Ohnishi T, Tan C, Yokoyama S
Department of Medicine, University of Alberta, Edmonton, Canada.
Biochemistry. 1994 Apr 19;33(15):4533-42. doi: 10.1021/bi00181a014.
The substrate-specific rate of the human plasma lipid transfer protein (LTP) reaction was studied using pyrene-labeled substrate lipid analogues as probes for various lipids, by monitoring the ratio of the fluorescence intensities of their excimers to those of their monomers as an indicator of pyrene concentration in the microenvironment. Transfer of cholesteryl ester (CE) and triglyceride (TG) was demonstrated between human high-density lipoproteins, between low-density lipoproteins, and between these two lipoprotein, and the specific fractional transfer rate of CE was always higher than that of TG by a factor of 2.4-7.9. On the other hand, the transfer by LTP of CE, TG, and phosphatidylcholine (PC) was also demonstrated between lipid microemulsions having an average diameter of 25-26 nm using the same probes, but only when the emulsions were activated by apolipoproteins A-I, A-II, E, or C-III. The maximally activated rates of the transfer of CE and TG were the same when measured between the emulsions with cores composed exclusively of either lipid. The specific fractional transfer rate of pyrene-CE, however, was inversely proportional to the percentage of CE in the TG core of the emulsions, and the initial transfer of TG was almost completely inhibited by the presence of small percentages of CE in the TG core. Thus, the transfer of CE between the emulsions is highly selective over that of TG by orders of magnitude, much more selective than the reaction between any natural plasma lipoproteins, but this selectivity is not a rate-limiting step of the overall LTP reaction. The maximally activated LTP-catalyzed transfer rate of PC between the emulsions was somewhat higher than that of CE or TG and was not affected by the composition of the core lipids of the emulsion, TG or CE. When an excess amount of LTP was incubated with emulsion containing a small percentage of pyrene-CE in the TG core in the absence of the acceptor particles, excimer fluorescence rapidly decreased to the base line, and this change was suppressed when pyrene-CE was diluted with CE in the core. This result may indicate that LTP selectively disrupts pyrene-CE excimer formation on the basis of its selective interaction with the CE molecule over TG in the emulsion system as a putative background mechanism for the selective transfer of CE.
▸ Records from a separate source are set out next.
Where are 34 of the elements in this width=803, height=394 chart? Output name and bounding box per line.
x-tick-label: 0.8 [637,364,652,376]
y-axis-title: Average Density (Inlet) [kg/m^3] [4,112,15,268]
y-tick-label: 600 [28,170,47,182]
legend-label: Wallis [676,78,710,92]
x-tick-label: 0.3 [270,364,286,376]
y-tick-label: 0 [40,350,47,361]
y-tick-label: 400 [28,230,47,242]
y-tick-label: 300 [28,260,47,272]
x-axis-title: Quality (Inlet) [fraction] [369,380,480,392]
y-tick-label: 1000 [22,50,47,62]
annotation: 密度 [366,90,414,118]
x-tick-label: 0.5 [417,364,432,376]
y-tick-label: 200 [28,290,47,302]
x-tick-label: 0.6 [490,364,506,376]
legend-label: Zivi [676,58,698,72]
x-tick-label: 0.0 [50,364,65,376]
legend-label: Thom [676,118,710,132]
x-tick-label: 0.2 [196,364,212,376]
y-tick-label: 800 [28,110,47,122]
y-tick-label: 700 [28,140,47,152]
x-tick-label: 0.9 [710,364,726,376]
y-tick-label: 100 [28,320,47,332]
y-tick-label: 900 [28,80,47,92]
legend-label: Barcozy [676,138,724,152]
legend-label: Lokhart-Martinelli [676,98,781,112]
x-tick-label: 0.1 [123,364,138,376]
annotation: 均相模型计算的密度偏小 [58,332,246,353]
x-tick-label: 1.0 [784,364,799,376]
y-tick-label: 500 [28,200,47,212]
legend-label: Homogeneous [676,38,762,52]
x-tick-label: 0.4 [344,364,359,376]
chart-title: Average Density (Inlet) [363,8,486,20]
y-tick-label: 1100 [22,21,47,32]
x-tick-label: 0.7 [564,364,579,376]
利用芘标记的底物脂质类似物作为各种脂质的探针,通过监测其准分子荧光强度与单体荧光强度的比值作为微环境中芘浓度的指标,研究了人血浆脂质转运蛋白(LTP)反应的底物特异性速率。已证实在人高密度脂蛋白之间、低密度脂蛋白之间以及这两种脂蛋白之间存在胆固醇酯(CE)和甘油三酯(TG)的转运,且CE的特异性分数转运率总是比TG高2.4至7.9倍。另一方面,使用相同的探针也证实在平均直径为25至26nm的脂质微乳液之间存在LTP介导的CE、TG和磷脂酰胆碱(PC)的转运,但前提是这些微乳液由载脂蛋白A-I、A-II、E或C-III激活。当在仅由其中一种脂质构成核心的微乳液之间测量时,CE和TG转运的最大激活速率相同。然而,芘-CE的特异性分数转运率与微乳液TG核心中CE的百分比成反比,并且TG核心中少量CE的存在几乎完全抑制了TG的初始转运。因此,微乳液之间CE的转运在数量级上比TG的转运具有高度选择性,比任何天然血浆脂蛋白之间的反应选择性高得多,但这种选择性不是整个LTP反应的限速步骤。微乳液之间LTP催化的PC最大激活转运率略高于CE或TG,且不受微乳液核心脂质(TG或CE)组成的影响。当在没有受体颗粒的情况下,将过量的LTP与TG核心中含有少量芘-CE的微乳液一起孵育时,准分子荧光迅速降至基线,并且当核心中的芘-CE用CE稀释时,这种变化受到抑制。这一结果可能表明,作为CE选择性转运的一种假定背景机制,LTP在乳液系统中基于其与CE分子而非TG的选择性相互作用,选择性地破坏芘-CE准分子的形成。